Despite Fadell's statement and a similar supportive release from Page, recent reports over the last year of Nest turmoil due to Fadell's abrasive and abusive management style -- a factor that also contributed to his departure from Apple -- and Nest's inability to generate another product anywhere near as popular as the Nest thermostat suggest that Fadell may have been forced out of the Nest division in a manner not dissimilar to his mentor Steve Jobs' original exit from Apple in the mid-80s.
Fadell admitted in a rather defensive interview with
The New York Times that he is apparently unable to get new products launched at Nest anymore, saying that just improving existing products is "not what gets me out of bed." He said that he was "looking forward to my new role as an advisor to Alphabet and Larry, which will give me more time and flexibility to pursue new opportunities to create and disrupt other industries - and to support others who want to do the same -- just as we've done at Nest. We should all be disruptors!"
Less clear in Fadell's departure is what may become of the remnants of the Google Glass project, transferred to his supervision at the beginning of last year. Nothing has been heard from the project since, and it was widely assumed to be killed off. Fadell was the subject of a scathing expose on a "broken" company culture at Nest published by
The Information in March, and there was a
brief Twitter war between Fadell and Dropcam founder Greg Duffy later that same month -- the revelations of which show an executive widely despised within his company, and perhaps laying the foundation of Fadell's departure.

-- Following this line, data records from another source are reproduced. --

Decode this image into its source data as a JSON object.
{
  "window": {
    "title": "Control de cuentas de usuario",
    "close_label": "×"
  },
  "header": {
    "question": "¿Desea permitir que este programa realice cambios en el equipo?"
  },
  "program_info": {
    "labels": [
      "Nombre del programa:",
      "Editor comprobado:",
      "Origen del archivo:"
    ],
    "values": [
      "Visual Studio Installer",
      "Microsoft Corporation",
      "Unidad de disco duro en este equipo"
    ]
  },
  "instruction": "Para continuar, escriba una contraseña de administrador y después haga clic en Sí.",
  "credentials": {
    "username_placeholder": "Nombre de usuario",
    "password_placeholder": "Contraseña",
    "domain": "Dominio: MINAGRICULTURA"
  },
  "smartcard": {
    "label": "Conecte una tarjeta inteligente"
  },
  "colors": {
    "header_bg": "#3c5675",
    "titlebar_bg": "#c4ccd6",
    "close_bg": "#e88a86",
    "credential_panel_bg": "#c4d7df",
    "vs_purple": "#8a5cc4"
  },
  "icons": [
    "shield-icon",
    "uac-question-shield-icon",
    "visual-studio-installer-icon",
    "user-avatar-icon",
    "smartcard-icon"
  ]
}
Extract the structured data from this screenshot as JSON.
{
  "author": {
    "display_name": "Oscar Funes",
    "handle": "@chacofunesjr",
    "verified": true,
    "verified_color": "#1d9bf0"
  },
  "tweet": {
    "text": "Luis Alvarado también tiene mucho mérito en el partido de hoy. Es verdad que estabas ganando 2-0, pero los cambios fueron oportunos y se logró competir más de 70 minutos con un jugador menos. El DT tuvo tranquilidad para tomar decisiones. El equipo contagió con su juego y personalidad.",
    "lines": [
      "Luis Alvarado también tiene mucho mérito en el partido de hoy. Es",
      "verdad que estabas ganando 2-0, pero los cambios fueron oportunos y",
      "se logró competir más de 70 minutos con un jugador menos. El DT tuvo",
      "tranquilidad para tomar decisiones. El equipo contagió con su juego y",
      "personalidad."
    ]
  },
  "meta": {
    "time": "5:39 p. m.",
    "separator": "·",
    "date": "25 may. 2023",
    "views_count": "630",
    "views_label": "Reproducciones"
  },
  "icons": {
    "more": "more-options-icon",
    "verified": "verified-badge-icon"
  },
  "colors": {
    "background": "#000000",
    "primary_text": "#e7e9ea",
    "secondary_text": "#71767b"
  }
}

Fadell told the NYT that he wants to do more mentoring to younger tech companies: "I don't know why I feel this way, but between working closely with Bill Campbell, working closely with Steve Jobs, and watching a lot of my mentors pass on, unfortunately, I feel like I bear this responsibility now," he said. "There's a few of us who are keepers of that knowledge." Fadell invests in a number of startups, including Impossible Foods, Actev, Mousera, and Phononic.